Básicamente sustituirá el 90% de los dispositivos electrónicos actuales, permitiendo disminuir el tamaño y coste de los mismos.

flexible-electronicsEntre los sectores más beneficiados de esta tecnología se encuentra el sector sanitario, ya que esta tecnología permitirá el desarrollo de pequeños micro-biosensores que se adaptarán al organismo con el propósito monitorizar la actividad muscular, cerebral o el corazón.

Las comunicaciones es otro de los principales sectores beneficiados de esta tecnología, móviles flexibles, displays plegables, papeles electrónicos o dispositivos de radiofrecuencia entre otros dispositivos utilizados habitualmente.
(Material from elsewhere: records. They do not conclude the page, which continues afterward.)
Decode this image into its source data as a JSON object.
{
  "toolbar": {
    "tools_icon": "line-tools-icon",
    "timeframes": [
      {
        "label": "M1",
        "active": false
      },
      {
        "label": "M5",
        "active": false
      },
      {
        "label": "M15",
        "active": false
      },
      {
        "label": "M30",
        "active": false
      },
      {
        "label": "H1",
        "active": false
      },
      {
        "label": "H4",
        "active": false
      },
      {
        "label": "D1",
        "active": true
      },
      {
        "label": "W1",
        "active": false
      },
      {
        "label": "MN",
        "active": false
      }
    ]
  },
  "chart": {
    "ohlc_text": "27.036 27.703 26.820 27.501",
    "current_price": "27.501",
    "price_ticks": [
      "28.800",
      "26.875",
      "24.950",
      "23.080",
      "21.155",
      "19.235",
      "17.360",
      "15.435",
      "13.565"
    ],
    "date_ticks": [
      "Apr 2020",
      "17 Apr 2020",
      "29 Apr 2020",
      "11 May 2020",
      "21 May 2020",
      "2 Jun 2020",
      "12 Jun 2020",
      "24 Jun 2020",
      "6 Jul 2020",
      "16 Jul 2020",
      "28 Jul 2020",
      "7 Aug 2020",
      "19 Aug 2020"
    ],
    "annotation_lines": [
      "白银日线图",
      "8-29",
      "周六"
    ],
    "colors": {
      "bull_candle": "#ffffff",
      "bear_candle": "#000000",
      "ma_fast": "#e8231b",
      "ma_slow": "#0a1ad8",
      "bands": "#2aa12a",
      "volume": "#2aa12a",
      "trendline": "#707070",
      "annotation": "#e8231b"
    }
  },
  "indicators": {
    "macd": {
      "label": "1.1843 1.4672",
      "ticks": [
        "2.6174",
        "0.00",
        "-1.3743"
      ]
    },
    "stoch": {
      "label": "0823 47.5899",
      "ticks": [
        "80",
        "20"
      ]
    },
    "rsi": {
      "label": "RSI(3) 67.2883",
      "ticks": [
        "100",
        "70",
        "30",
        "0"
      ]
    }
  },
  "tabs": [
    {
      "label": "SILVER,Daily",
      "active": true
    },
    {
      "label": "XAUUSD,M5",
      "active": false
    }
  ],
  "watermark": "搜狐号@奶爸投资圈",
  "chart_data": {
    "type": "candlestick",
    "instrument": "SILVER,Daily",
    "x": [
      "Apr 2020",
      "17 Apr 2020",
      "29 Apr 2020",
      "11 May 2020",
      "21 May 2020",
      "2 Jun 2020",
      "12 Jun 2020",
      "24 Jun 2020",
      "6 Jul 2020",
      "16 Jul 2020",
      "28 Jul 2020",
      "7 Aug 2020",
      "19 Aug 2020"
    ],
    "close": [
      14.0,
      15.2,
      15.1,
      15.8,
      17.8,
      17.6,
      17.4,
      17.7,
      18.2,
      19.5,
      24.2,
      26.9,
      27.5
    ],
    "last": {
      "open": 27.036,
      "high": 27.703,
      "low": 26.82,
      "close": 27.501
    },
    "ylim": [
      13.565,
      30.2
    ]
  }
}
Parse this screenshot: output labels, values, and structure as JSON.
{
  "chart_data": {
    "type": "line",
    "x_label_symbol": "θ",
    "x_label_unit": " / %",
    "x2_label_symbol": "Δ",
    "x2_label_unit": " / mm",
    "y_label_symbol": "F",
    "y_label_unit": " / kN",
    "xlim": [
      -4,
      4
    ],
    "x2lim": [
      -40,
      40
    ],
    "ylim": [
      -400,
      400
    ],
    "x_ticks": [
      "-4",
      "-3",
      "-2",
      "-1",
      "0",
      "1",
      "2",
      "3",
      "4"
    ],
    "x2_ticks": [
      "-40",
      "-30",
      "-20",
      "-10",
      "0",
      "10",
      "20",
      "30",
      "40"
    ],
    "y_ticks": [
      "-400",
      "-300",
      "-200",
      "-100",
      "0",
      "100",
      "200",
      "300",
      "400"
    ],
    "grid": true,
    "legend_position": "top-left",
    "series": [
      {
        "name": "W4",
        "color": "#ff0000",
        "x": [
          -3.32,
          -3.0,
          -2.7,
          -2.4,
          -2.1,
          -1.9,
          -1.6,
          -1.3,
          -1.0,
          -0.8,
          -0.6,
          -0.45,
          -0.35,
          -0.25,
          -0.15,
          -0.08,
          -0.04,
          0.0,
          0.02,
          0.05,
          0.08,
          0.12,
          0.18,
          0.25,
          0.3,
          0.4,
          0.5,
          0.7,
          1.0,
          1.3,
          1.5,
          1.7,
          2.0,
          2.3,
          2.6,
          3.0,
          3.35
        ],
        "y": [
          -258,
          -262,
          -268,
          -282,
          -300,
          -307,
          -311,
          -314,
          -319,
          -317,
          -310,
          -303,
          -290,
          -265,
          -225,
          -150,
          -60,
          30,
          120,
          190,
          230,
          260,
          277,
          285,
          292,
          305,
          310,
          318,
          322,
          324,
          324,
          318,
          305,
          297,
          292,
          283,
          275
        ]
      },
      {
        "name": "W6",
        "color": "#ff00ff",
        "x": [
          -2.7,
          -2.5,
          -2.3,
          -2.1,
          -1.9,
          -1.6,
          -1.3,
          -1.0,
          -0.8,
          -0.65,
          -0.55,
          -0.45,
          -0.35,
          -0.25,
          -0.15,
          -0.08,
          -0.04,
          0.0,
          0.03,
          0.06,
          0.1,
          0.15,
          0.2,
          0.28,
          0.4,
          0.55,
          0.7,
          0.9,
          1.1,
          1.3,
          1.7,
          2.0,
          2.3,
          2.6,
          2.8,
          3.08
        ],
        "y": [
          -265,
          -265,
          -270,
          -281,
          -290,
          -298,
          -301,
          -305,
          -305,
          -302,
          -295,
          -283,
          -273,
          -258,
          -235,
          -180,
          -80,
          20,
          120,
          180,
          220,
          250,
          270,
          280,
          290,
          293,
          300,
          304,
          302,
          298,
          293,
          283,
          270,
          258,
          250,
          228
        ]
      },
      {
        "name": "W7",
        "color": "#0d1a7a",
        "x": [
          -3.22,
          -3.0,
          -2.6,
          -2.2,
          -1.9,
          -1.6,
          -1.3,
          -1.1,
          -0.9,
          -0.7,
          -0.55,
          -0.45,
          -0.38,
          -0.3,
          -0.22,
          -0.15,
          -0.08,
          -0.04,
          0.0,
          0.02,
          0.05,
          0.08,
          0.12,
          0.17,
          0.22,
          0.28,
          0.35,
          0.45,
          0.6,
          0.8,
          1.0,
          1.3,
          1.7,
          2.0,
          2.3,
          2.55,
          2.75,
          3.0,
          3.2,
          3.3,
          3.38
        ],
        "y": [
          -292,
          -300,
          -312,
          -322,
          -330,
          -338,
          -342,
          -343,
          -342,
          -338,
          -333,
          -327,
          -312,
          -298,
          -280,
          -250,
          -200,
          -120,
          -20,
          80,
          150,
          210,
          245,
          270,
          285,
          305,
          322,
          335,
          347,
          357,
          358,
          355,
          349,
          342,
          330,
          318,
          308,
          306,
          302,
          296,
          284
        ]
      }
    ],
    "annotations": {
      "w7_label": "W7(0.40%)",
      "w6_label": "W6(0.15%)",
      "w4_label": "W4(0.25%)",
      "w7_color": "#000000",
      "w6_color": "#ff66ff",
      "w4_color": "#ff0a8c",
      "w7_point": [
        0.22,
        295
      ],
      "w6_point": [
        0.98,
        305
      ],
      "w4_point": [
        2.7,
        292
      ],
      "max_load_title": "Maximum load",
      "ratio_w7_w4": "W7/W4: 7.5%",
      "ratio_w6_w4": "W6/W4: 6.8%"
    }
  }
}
Pensemos en toda la electrónica de potencia que verá reducido considerablemente su tamaño y coste para adaptarlo a elementos que utilizamos en el día a día, como por ejemplo los vehículos, donde veremos dispositivos de recuperación .

Las posibilidades de los dispositivos electrónicos flexibles son enormes y es cuestión de 3 o 4 años que empecemos a ver los primeros dispositivos comercializados con esta tecnología. El reto ahora es conseguir dispositivos de reducido tamaño y alto rendimiento y desarrollar técnicas para la integración de estos circuitos en materiales tales como textiles o de construcción.